Da Redação
Segundo o Tribunal Superior Eleitoral, desde o dia 1º de janeiro, institutos de pesquisa e empresas que realizarem levantamentos de opinião sobre as Eleições Gerais de 2026 devem registrar os estudos na Justiça Eleitoral. O cadastro é obrigatório mesmo para pesquisas que não serão divulgadas publicamente, conforme determina a Lei das Eleições (Lei nº 9.504/1997).
O registro deve ser feito até cinco dias antes da divulgação dos resultados. As informações exigidas incluem o contratante da pesquisa, valor e origem dos recursos, metodologia utilizada e período de realização. Também devem constar dados sobre o plano amostral, incluindo critérios de ponderação quanto a sexo, idade, escolaridade, condição econômica e localização geográfica, além do intervalo de confiança e margem de erro.
Como realizar o cadastro
O procedimento é inteiramente eletrônico e deve ser feito pelo sistema de Registro de Pesquisas Eleitorais (PesqEle). Empresas e entidades precisam primeiro se cadastrar na plataforma para depois registrar cada novo levantamento. Aquelas que já realizaram pesquisas em eleições anteriores não precisam fazer novo cadastramento, mas devem registrar os novos estudos.
Todas as informações inseridas no sistema ficam disponíveis para consulta pública pelo prazo de 30 dias. A Justiça Eleitoral esclarece que não realiza controle prévio sobre os resultados das pesquisas nem gerencia sua divulgação. A atuação da Justiça ocorre apenas quando provocada por meio de representação formal.
Penalidades para descumprimento
A divulgação de pesquisa sem o registro prévio sujeita os responsáveis a multa entre 50 mil e 100 mil UFIRs. Já a divulgação de pesquisa fraudulenta constitui crime, com pena de detenção de seis meses a um ano, além de multa no mesmo valor. Durante o período de campanha eleitoral, a realização de enquetes relacionadas ao processo eleitoral é totalmente proibida.

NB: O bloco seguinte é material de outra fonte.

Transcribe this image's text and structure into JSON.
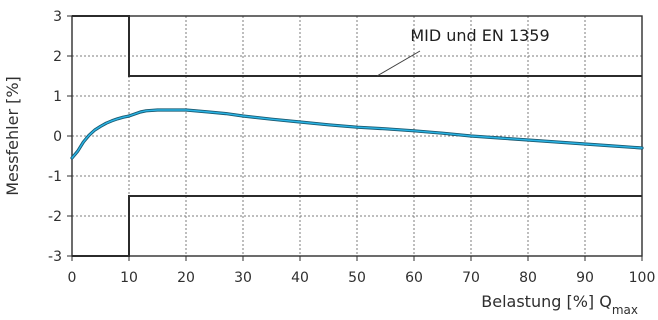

As pesquisas eleitorais funcionam como instrumentos para avaliar a viabilidade de possíveis candidaturas. Também servem como termômetro sobre temas que a população deseja ver debatidos durante as campanhas, auxiliando partidos e candidatos no planejamento estratégico.
Outras restrições em ano eleitoral
Desde 1º de janeiro também estão em vigor outras proibições estabelecidas pela legislação eleitoral. A administração pública fica impedida de distribuir gratuitamente bens, valores ou benefícios, exceto em casos de calamidade, estado de emergência ou programas sociais já previstos em lei e em execução orçamentária no ano anterior. O Ministério Público pode acompanhar a execução financeira e administrativa dessas exceções.
Fica vedada a execução de programas sociais por entidades ligadas nominalmente a candidatos ou por eles mantidas. A regra vale mesmo para programas autorizados em lei ou em execução no exercício anterior, visando evitar o uso da máquina pública em benefício de campanhas.
Outro limite estabelecido se refere aos gastos com publicidade governamental. Órgãos públicos federais, estaduais e municipais, assim como suas entidades da administração indireta, não podem realizar despesas que excedam a média dos gastos no primeiro semestre dos três últimos anos anteriores à eleição. As condutas vedadas aos agentes públicos constam no capítulo V da Resolução TSE nº 23.735/2024.